A trucking company may still argue for dismissal of negligent hiring, retention, and training claims that are derivative of the vicarious liability claim. See Gant, 331 Ill. App. 3d at 928. In addition, trucking companies may continue to seek dismissal of negligent hiring and retention claims, if a plaintiff does not allege that an employee was unfit, and the particular unfitness rendered the plaintiff’s injury foreseeable to a person of ordinary prudence in the employer’s position. See Doe v. Coe, 2019 IL 123521, p. 44. These arguments should be raised at the summary judgment stage, if the plaintiff fails to present evidence that the claims are not derivative of the vicarious liability claim or fails to present evidence that a particular unfitness of a driver caused the injury to plaintiff.

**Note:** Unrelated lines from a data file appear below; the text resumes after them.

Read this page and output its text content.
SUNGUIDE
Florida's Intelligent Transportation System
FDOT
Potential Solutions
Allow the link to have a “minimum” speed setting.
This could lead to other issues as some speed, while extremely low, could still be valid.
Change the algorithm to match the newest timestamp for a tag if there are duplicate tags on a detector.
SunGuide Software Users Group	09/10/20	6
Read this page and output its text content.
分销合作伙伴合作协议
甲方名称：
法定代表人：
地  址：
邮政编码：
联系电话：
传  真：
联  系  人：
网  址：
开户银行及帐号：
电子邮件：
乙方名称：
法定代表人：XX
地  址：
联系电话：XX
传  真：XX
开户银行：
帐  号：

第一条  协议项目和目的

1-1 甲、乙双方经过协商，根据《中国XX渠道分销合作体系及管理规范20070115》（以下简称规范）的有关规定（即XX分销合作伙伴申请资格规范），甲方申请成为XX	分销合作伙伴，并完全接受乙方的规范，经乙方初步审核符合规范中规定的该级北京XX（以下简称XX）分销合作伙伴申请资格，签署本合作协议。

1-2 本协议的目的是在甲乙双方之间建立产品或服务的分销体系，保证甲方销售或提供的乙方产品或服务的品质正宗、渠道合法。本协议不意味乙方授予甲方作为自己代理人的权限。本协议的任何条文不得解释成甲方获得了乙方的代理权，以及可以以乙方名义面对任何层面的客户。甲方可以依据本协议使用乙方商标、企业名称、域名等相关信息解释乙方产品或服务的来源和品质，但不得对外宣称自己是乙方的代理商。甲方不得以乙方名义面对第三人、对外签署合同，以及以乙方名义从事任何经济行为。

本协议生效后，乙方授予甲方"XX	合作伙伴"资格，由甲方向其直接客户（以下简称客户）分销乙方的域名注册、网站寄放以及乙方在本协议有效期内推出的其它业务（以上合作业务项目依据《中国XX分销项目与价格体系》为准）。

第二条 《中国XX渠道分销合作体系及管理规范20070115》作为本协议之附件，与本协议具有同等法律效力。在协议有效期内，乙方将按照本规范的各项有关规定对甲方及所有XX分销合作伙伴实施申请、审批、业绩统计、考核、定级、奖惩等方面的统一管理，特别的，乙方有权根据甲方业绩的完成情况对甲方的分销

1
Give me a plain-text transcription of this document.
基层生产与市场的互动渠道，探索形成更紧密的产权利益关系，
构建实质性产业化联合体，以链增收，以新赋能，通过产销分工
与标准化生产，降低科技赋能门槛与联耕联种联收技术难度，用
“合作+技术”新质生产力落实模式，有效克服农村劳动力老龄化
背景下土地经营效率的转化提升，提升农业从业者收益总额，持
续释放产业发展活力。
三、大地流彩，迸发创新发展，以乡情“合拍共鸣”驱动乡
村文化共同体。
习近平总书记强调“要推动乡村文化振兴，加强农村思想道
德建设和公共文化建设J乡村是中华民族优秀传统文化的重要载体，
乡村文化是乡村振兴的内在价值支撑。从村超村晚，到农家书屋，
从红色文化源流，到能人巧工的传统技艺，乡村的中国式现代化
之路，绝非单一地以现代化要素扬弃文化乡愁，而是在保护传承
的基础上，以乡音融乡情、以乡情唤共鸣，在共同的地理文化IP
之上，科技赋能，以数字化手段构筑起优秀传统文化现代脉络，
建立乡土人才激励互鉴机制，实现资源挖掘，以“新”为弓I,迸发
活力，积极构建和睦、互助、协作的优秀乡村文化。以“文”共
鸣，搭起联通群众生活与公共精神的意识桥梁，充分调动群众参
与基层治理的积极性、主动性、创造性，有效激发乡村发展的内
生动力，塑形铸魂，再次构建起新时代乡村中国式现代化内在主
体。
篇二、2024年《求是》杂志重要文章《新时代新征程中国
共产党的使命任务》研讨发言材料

Defense attorneys must remain vigilant in forcing plaintiff attorneys to meet their burden of proof and force judges to address these issues. We should continue to file motions to dismiss negligent hiring, retention and training claims when a trucking company admits the driver was its agent, if the pleadings indicate that the claims are derivative of the vicarious liability claim. We need to force plaintiff attorneys to explain how a negligent hiring, retention, or training claim is not derivative of a vicarious liability claim. The plaintiff’s response should provide us with more specific information regarding the alleged bases for these claims, which will allow us to better prepare written discovery and deposition questions to address these issues. We will then need to seek summary judgment regarding these claims, if plaintiff fails to present evidence to support the claims. We must take plaintiff attorneys to task at summary judgment to force them to present specific evidence to support their claims. If they cannot present evidence to support their claims as required by the law, then summary judgment should be granted on those claims. We must then also seek entry of modified jury instructions, special interrogatories, and potentially post-trial motions to prevent any potential double recovery, if a Court improperly allows a plaintiff to pursue a negligent hiring, retention, or training claim and a vicarious liability claim. We should not allow the McQueen decision to harm trucking companies in unintended ways by allowing plaintiff attorneys to seek duplicative claims and potentially double recovery.
[1] Plaintiff also pled a claim for punitive damages against Mr. Green and his employer. Id. at ¶ 6.
[2] In Amtrak v. Terracon Consultants, Inc., the court found that a negligent training claim could proceed where a defendant had not conceded responsibility under respondeat superior. Amtrak, 2014 IL App (5th) 130257, ¶ 16.